Grüner Tee unterscheidet sich von schwarzem Tee dadurch, dass er nicht fermentiert, also durch die Oxidation verändert wird. Der Produktionsprozess ist generell bis zum Welken gleich. Bei der Grüntee Produktion werden nach dem Welken die Tee-Fermente und -Enzyme, noch vor dem Rollen, durch starke Dampfeinwirkung oder Röstung zerstört – der Tee wird „gesteamed“ oder „panfired“, d.h. gedämpft oder geröstet, dann gerollt und getrocknet. Auf diese Weise verfärben sich die Blätter nicht kupferrot wie beim schwarzen Tee, sondern sie bleiben olivgrün. Der Aufguss varriert je nach Sorte, Anbaugebiet und Pflückungsperiode von leuchtendhellgelb bis dunkelgrün.

Die CTC-Produktion

Diese Bezeichnung bedeutet: Crushing (Zerbrechen) – Tearing (Zerreißen) – Curling (Rollen)

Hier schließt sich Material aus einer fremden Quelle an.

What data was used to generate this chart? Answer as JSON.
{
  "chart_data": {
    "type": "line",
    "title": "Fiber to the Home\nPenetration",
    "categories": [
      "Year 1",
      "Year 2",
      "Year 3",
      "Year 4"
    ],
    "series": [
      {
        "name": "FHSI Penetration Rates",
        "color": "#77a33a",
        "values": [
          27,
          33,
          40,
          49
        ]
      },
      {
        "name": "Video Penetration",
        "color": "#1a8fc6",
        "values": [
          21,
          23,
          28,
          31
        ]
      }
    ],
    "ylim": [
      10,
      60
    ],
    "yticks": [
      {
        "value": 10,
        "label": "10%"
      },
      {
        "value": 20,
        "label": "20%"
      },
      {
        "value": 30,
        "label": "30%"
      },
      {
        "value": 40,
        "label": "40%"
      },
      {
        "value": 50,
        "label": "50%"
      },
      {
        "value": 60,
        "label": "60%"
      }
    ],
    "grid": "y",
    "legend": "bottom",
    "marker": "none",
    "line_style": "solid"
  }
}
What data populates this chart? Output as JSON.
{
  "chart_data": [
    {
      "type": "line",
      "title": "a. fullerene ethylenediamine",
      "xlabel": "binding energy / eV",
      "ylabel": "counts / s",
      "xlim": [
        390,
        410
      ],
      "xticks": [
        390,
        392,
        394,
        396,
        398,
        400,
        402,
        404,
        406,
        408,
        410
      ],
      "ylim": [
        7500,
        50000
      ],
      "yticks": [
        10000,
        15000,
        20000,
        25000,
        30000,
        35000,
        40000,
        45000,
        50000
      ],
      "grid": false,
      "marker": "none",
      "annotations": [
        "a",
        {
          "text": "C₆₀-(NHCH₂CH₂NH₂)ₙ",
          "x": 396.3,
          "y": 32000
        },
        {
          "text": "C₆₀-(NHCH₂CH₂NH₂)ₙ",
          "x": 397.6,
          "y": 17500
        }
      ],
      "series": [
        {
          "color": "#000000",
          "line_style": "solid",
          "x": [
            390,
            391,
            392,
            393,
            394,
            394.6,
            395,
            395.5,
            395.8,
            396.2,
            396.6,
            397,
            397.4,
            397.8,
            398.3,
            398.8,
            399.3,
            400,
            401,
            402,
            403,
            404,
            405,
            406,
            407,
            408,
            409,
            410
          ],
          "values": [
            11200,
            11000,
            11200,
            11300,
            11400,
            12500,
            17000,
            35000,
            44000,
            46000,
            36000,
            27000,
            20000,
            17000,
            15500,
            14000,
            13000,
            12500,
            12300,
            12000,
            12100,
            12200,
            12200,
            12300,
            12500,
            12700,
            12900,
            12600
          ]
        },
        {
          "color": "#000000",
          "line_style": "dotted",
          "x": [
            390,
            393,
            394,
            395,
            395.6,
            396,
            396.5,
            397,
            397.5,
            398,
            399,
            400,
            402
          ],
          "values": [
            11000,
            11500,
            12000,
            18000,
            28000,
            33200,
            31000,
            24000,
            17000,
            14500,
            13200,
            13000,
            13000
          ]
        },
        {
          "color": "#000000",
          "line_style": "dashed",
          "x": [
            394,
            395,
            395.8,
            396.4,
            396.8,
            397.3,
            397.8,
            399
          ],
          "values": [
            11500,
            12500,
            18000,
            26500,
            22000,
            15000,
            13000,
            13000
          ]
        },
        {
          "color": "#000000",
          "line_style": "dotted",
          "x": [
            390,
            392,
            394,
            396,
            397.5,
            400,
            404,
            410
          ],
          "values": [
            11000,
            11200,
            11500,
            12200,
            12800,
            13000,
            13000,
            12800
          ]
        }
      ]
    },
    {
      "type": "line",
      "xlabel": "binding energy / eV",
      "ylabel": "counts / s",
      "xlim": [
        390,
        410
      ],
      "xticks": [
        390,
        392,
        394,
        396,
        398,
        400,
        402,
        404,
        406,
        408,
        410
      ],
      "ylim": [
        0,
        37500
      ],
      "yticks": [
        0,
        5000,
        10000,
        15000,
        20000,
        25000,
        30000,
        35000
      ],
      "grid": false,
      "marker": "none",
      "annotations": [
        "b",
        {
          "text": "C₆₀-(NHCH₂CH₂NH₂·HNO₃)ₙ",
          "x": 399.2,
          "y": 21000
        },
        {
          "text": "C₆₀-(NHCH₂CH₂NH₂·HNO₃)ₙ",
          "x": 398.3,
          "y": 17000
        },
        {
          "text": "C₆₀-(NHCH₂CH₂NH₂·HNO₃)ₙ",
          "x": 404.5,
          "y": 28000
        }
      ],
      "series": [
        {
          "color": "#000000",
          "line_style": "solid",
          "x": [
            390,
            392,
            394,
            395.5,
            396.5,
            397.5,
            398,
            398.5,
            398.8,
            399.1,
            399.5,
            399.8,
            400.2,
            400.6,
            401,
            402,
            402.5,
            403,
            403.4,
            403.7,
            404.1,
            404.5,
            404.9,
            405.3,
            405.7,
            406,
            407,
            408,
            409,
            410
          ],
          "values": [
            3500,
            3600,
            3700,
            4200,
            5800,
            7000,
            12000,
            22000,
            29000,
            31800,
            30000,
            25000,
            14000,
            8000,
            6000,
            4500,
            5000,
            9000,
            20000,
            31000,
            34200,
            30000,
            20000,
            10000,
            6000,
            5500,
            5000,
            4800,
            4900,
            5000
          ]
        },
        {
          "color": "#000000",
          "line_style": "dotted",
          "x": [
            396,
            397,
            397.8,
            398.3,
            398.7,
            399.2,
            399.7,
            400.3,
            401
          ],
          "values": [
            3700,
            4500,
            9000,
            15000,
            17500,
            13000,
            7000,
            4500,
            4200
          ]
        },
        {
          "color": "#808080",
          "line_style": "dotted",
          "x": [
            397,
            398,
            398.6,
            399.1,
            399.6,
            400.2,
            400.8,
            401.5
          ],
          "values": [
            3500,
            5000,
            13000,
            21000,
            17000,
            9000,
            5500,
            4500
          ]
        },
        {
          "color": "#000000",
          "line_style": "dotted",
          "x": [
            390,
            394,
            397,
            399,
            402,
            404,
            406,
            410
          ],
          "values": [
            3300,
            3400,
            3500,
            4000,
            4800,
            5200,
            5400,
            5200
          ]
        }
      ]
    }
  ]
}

Bei dieser Methode wird das grüne Blatt zunächst gewelkt, dann nur einmal gerollt und im Anschluss in der CTC-Maschine zwischen Dornenwalzen zerrissen. Dadurch werden die Zellen gründlicher und schneller aufgebrochen, als bei der orthodoxen Teeherstellung. CTC-Tee hat eine inensivere Farbe und ist ergiebiger. Stängel und Blattrippen werden weitgehend ausgeschieden und nur das zerkleinerte „Fleisch“ des grünen Blattes weiterverarbeitet. Danach gelangt der Tee direkt zum Fermentationsraum. Je nach gewünschter Blattgröße wird dieser Vorgang mehrmals wiederholt.

Bei der CTC-Produkton gibt es keine Blatt-Tees und nur wenige Broken-Tees, sondern in erster Linie Fannings. CTC-Tees sind für Tee-Beutel besonders geeignet. Heute verarbeitet man den Tee in Indien bereits zu über 50 % und in Kenia zu fast 100 % nach der CTC-Methode. In Darjeeling wird dagegen nur orthodoxer Tee produziert.